For investors, the higher real yields on ultra-low-risk government debt make other assets relatively less attractive. That logic hurts especially for the prized corners of the stock market, which benefit most from very low interest rates.
The tech-focused Nasdaq Composite had its worst start to the year since 2016, falling more than 3% in the first trading days of the year.
For loss-making tech companies and businesses that only recently went public, the decline was worse, according to Goldman Sachs indexes. Shares of nonprofit technology companies are down 7% so far this year, while initial public offerings over the past year are down about 9%.
Higher real yields are also likely to lead to higher borrowing costs for companies, analysts say.

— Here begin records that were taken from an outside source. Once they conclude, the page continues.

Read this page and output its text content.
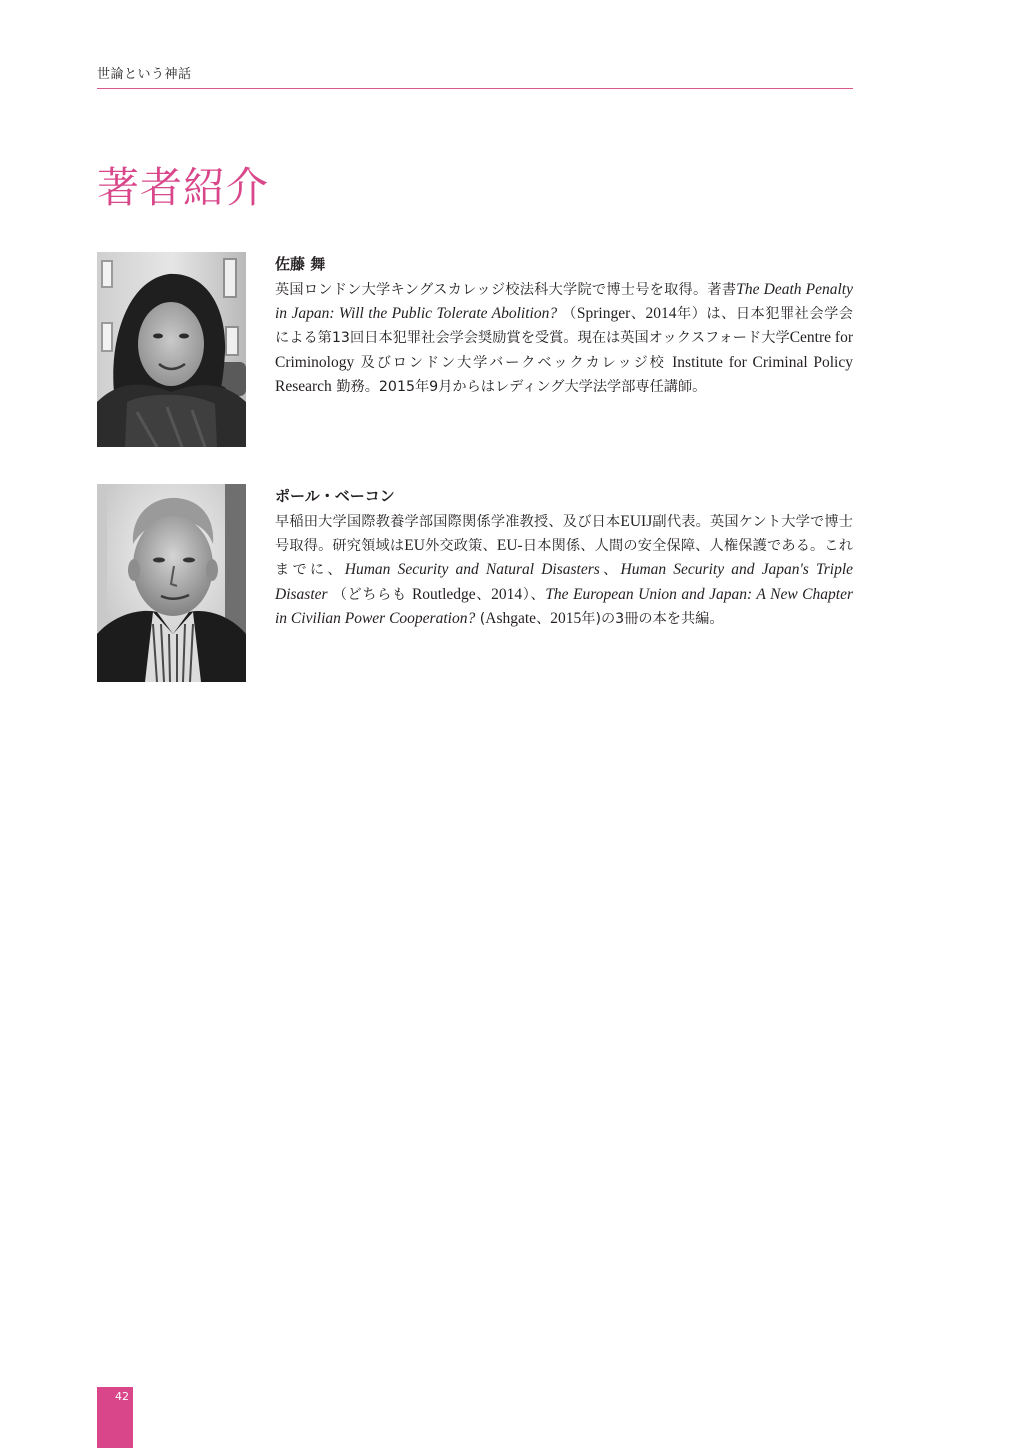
世論という神話
著者紹介
佐藤 舞

英国ロンドン大学キングスカレッジ校法科大学院で博士号を取得。著書The Death Penalty in Japan: Will the Public Tolerate Abolition? （Springer、2014年）は、日本犯罪社会学会による第13回日本犯罪社会学会奨励賞を受賞。現在は英国オックスフォード大学Centre for Criminology 及びロンドン大学バークベックカレッジ校 Institute for Criminal Policy Research 勤務。2015年9月からはレディング大学法学部専任講師。

ポール・ベーコン

早稲田大学国際教養学部国際関係学准教授、及び日本EUIJ副代表。英国ケント大学で博士号取得。研究領域はEU外交政策、EU-日本関係、人間の安全保障、人権保護である。これまでに、Human Security and Natural Disasters、Human Security and Japan's Triple Disaster （どちらも Routledge、2014）、The European Union and Japan: A New Chapter in Civilian Power Cooperation? (Ashgate、2015年)の3冊の本を共編。

42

“Real yields tell you the true cost of funding, not behind inflation, so we’re going to learn a lot about the true health of a company’s balance sheet,” says Shah.
Research by Deutsche Bank analyst Jim Reid shows that corporate credit spreads – the extra return that investors demand from a company to lend to them compared to the US government – is increasingly correlated. with real yields in recent years, tend to expand as real yields rise.

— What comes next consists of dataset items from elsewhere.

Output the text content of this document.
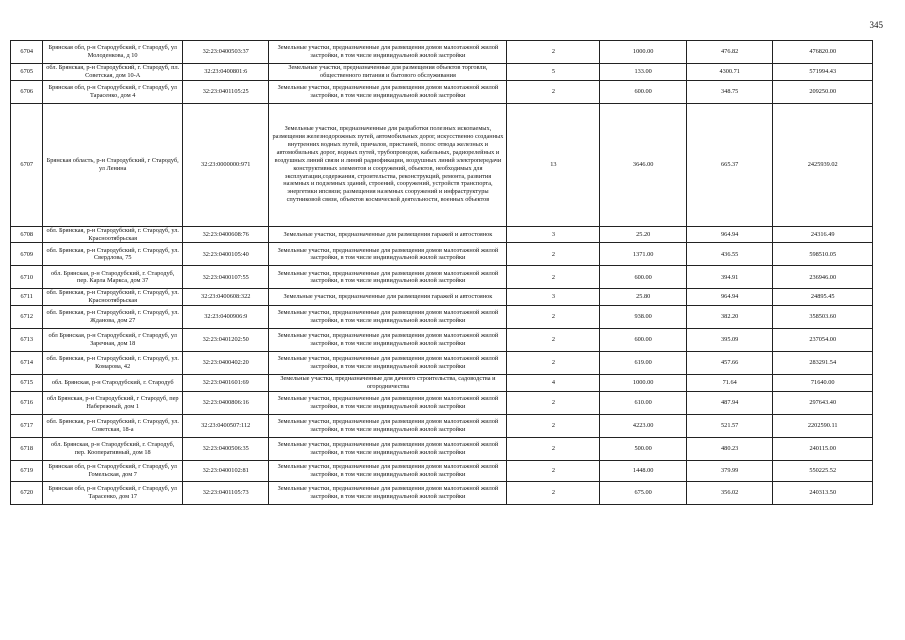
345
6704	Брянская обл, р-н Стародубский, г Стародуб, ул Молоденкова, д 10	32:23:0400503:37	Земельные участки, предназначенные для размещения домов малоэтажной жилой застройки, в том числе индивидуальной жилой застройки	2	1000.00	476.82	476820.00
6705	обл. Брянская, р-н Стародубский, г. Стародуб, пл. Советская, дом 10-А	32:23:0400801:6	Земельные участки, предназначенные для размещения объектов торговли, общественного питания и бытового обслуживания	5	133.00	4300.71	571994.43
6706	Брянская обл, р-н Стародубский, г Стародуб, ул Тарасенко, дом 4	32:23:0401105:25	Земельные участки, предназначенные для размещения домов малоэтажной жилой застройки, в том числе индивидуальной жилой застройки	2	600.00	348.75	209250.00
6707	Брянская область, р-н Стародубский, г Стародуб, ул Ленина	32:23:0000000:971	Земельные участки, предназначенные для разработки полезных ископаемых, размещения железнодорожных путей, автомобильных дорог, искусственно созданных внутренних водных путей, причалов, пристаней, полос отвода железных и автомобильных дорог, водных путей, трубопроводов, кабельных, радиорелейных и воздушных линий связи и линий радиофикации, воздушных линий электропередачи конструктивных элементов и сооружений, объектов, необходимых для эксплуатации,содержания, строительства, реконструкций, ремонта, развития наземных и подземных зданий, строений, сооружений, устройств транспорта, энергетики ипсвязи; размещения наземных сооружений и инфраструктуры спутниковой связи, объектов космической деятельности, военных объектов	13	3646.00	665.37	2425939.02
6708	обл. Брянская, р-н Стародубский, г. Стародуб, ул. Красноотябрьская	32:23:0400608:76	Земельные участки, предназначенные для размещения гаражей и автостоянок	3	25.20	964.94	24316.49
6709	обл. Брянская, р-н Стародубский, г. Стародуб, ул. Свердлова, 75	32:23:0400105:40	Земельные участки, предназначенные для размещения домов малоэтажной жилой застройки, в том числе индивидуальной жилой застройки	2	1371.00	436.55	598510.05
6710	обл. Брянская, р-н Стародубский, г. Стародуб, пер. Карла Маркса, дом 37	32:23:0400107:55	Земельные участки, предназначенные для размещения домов малоэтажной жилой застройки, в том числе индивидуальной жилой застройки	2	600.00	394.91	236946.00
6711	обл. Брянская, р-н Стародубский, г. Стародуб, ул. Красноотябрьская	32:23:0400608:322	Земельные участки, предназначенные для размещения гаражей и автостоянок	3	25.80	964.94	24895.45
6712	обл. Брянская, р-н Стародубский, г. Стародуб, ул. Жданова, дом 27	32:23:0400906:9	Земельные участки, предназначенные для размещения домов малоэтажной жилой застройки, в том числе индивидуальной жилой застройки	2	938.00	382.20	358503.60
6713	обл Брянская, р-н Стародубский, г Стародуб, ул Заречная, дом 18	32:23:0401202:50	Земельные участки, предназначенные для размещения домов малоэтажной жилой застройки, в том числе индивидуальной жилой застройки	2	600.00	395.09	237054.00
6714	обл. Брянская, р-н Стародубский, г. Стародуб, ул. Комарова, 42	32:23:0400402:20	Земельные участки, предназначенные для размещения домов малоэтажной жилой застройки, в том числе индивидуальной жилой застройки	2	619.00	457.66	283291.54
6715	обл. Брянская, р-н Стародубский, г. Стародуб	32:23:0401601:69	Земельные участки, предназначенные для дачного строительства, садоводства и огородничества	4	1000.00	71.64	71640.00
6716	обл Брянская, р-н Стародубский, г Стародуб, пер Набережный, дом 1	32:23:0400806:16	Земельные участки, предназначенные для размещения домов малоэтажной жилой застройки, в том числе индивидуальной жилой застройки	2	610.00	487.94	297643.40
6717	обл. Брянская, р-н Стародубский, г. Стародуб, ул. Советская, 18-а	32:23:0400507:112	Земельные участки, предназначенные для размещения домов малоэтажной жилой застройки, в том числе индивидуальной жилой застройки	2	4223.00	521.57	2202590.11
6718	обл. Брянская, р-н Стародубский, г. Стародуб, пер. Кооперативный, дом 18	32:23:0400506:35	Земельные участки, предназначенные для размещения домов малоэтажной жилой застройки, в том числе индивидуальной жилой застройки	2	500.00	480.23	240115.00
6719	Брянская обл, р-н Стародубский, г Стародуб, ул Гомельская, дом 7	32:23:0400102:81	Земельные участки, предназначенные для размещения домов малоэтажной жилой застройки, в том числе индивидуальной жилой застройки	2	1448.00	379.99	550225.52
6720	Брянская обл, р-н Стародубский, г Стародуб, ул Тарасенко, дом 17	32:23:0401105:73	Земельные участки, предназначенные для размещения домов малоэтажной жилой застройки, в том числе индивидуальной жилой застройки	2	675.00	356.02	240313.50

Reid argues that highly indebted firms are sensitive to changes in real yields because they give a better indication than nominal yields about the sustainability of the firm’s debt burden.
Real yields in the U.S. fell to an all-time low in 2021, according to data, as investors worried about rising inflation poured a record $70 billion into a fund holding protected government bonds. Inflation protection, or Tips, throughout the year. from EPFR.

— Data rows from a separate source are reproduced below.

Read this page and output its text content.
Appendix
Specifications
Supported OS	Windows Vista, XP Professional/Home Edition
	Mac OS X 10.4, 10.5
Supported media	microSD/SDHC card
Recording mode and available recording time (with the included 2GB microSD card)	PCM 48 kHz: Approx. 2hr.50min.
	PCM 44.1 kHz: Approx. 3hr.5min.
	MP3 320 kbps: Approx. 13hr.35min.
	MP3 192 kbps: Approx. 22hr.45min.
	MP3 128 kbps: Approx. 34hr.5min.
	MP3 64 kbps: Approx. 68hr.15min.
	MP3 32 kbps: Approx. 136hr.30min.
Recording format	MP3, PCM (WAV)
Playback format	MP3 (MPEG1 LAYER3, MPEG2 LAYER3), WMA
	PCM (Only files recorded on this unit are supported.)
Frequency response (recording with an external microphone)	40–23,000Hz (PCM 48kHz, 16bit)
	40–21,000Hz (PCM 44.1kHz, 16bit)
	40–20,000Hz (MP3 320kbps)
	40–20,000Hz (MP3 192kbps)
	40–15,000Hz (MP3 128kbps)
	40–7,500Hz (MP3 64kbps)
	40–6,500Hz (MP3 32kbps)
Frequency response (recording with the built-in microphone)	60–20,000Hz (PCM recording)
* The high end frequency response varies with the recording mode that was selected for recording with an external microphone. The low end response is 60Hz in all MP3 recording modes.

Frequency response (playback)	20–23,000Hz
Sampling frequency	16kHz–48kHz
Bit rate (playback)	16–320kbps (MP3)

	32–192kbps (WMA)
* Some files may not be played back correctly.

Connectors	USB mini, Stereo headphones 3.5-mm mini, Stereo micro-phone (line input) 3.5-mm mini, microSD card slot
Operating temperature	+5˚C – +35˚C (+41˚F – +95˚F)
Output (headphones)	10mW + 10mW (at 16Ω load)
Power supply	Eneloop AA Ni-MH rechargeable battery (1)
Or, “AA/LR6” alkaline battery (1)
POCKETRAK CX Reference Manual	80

Some analysts also attribute part of the real yield move in 2021 to limited supply: the Fed, through its quantitative easing program, bought $6.5 billion in tips a month, limited the availability of bonds to ordinary investors. The central bank owns about 22% of the outstanding Tips, up from 9% at the beginning of 2020.
According to Sam Lynton-Brown, head of developed markets strategy at BNP Paribas, with Fed purchases slowing and ending in the coming months, Tips prices are likely to fall – dragging down real yields . That could exacerbate the move to higher real yields.
“You’re effectively talking about the increased financial costs for the economy as a whole,” said Antoine Bouvet, a rate strategist at ING. “Unless people are much more bullish on growth, that’s a worry for riskier assets.”